Friday, July 11, 2014

Forgotten Books: The Bitch - Gil Brewer


With a title like THE BITCH and an author like Gil Brewer, you'd expect that this novel would have a femme fatale in it, and you'd be right. In fact, it sort of has two.

The narrator and protagonist, Tate Morgan, is a private detective who works for his brother Sam's agency in Tampa. He's hired by a rich man to find out if the guy's beautiful young wife is cheating on him. We've all read enough of these novels to know how that's going to turn out. Of course she's cheating on him—with Tate. Whose life is complicated by his own beautiful wife who keeps pressuring him to make something of himself instead of being content to work for his brother. So given all that, when the agency gets the job of guarding a big payroll for the company that belongs to Tate's client, it's no great stretch to figure that payroll is going to be heisted in an inside job.

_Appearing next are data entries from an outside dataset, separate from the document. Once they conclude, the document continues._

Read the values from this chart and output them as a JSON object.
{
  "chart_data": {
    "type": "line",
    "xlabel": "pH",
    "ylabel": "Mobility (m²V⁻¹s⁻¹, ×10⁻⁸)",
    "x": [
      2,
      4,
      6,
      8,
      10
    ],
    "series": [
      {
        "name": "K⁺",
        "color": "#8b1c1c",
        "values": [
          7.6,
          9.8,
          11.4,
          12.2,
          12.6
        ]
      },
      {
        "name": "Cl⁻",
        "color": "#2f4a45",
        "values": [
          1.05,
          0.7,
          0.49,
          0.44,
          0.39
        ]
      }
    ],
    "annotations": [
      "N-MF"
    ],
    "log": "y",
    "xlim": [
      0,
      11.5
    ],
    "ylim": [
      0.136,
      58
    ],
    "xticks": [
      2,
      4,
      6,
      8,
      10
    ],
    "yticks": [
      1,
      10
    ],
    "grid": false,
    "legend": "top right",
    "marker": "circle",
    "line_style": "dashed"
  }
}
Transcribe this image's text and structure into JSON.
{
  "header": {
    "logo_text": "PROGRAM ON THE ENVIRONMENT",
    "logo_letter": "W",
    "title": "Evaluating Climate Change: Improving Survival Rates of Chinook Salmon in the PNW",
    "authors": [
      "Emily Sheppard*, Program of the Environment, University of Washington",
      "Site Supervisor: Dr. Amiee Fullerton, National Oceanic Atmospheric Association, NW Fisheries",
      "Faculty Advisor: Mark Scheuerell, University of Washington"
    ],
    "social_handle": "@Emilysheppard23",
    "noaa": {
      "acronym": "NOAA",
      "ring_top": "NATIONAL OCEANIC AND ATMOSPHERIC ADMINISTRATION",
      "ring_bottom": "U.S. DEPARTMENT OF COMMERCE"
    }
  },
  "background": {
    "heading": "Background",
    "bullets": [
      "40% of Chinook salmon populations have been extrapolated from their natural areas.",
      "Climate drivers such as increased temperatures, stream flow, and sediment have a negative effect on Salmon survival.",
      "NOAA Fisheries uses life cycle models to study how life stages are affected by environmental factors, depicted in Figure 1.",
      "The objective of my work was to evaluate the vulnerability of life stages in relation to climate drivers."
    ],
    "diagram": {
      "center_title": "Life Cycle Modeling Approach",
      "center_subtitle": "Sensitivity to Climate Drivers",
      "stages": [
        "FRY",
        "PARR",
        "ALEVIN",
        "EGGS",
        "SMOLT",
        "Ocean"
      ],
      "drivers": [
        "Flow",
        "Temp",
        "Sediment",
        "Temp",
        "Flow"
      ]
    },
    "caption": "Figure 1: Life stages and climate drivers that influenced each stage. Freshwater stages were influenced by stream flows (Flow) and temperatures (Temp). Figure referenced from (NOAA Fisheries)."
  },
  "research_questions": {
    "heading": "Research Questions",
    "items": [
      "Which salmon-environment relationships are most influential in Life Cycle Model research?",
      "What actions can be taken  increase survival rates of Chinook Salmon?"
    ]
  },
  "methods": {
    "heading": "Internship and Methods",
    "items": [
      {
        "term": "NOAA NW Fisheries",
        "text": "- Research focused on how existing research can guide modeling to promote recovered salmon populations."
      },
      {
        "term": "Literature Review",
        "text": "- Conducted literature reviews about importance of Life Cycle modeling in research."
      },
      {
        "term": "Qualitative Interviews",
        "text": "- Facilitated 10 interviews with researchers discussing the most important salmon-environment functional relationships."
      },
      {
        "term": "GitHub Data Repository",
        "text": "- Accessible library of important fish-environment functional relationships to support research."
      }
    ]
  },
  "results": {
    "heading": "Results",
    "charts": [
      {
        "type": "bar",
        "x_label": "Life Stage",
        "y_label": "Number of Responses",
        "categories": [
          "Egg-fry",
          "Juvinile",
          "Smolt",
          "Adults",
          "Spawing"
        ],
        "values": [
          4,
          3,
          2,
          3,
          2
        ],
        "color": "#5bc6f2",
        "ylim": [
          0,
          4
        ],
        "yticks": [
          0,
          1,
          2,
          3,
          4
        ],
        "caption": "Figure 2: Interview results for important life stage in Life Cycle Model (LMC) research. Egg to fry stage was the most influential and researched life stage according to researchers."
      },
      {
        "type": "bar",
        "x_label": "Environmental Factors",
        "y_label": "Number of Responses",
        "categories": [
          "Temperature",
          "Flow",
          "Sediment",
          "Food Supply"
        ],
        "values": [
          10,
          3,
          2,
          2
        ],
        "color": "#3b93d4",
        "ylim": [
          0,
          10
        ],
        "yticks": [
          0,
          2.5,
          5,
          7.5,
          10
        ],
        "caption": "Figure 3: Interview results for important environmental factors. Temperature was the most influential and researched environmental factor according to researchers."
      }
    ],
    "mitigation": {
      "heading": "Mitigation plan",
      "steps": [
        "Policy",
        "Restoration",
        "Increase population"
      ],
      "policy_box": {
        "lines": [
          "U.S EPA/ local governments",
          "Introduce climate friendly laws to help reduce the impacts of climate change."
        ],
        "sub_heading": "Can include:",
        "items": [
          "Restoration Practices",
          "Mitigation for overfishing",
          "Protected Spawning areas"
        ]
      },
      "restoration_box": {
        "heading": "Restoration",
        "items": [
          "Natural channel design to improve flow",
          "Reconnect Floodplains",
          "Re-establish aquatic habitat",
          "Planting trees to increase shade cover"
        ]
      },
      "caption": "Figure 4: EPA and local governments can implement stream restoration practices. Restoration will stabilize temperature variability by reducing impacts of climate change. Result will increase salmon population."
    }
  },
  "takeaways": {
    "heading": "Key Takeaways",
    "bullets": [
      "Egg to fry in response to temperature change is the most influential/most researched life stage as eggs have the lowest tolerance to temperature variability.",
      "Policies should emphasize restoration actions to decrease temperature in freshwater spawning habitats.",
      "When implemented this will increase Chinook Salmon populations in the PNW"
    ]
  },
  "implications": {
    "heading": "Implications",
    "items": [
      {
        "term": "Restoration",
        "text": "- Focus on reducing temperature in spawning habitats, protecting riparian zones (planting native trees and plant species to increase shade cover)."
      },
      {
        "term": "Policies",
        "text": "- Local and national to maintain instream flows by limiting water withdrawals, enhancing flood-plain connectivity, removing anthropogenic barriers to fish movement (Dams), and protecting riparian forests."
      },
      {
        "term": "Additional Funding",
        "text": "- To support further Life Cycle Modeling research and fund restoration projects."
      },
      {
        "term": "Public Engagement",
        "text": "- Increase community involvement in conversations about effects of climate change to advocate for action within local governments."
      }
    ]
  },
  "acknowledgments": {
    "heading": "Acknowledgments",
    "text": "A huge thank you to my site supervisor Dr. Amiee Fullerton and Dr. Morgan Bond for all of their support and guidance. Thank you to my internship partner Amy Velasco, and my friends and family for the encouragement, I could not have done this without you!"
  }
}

Brewer never lets things play out exactly the way you'd expect, though. Sure, Tate winds up on the run from both the cops and the crooks with a satchel full of money, accused of murders he didn't commit, but there are some nice twists along the way. As usual, Brewer does a great job with the tropical setting and with capturing the sweaty desperation that grips most of the characters in this fast-moving novel. His writing seems really sharp to me, with a lot of lines that are pure hardboiled poetry.

This book was published originally by Avon in 1958 and seems to be one of the more scarce Gil Brewer novels. It's currently available in an e-book edition from Prologue Books and is well worth reading for fans of noir crime novels.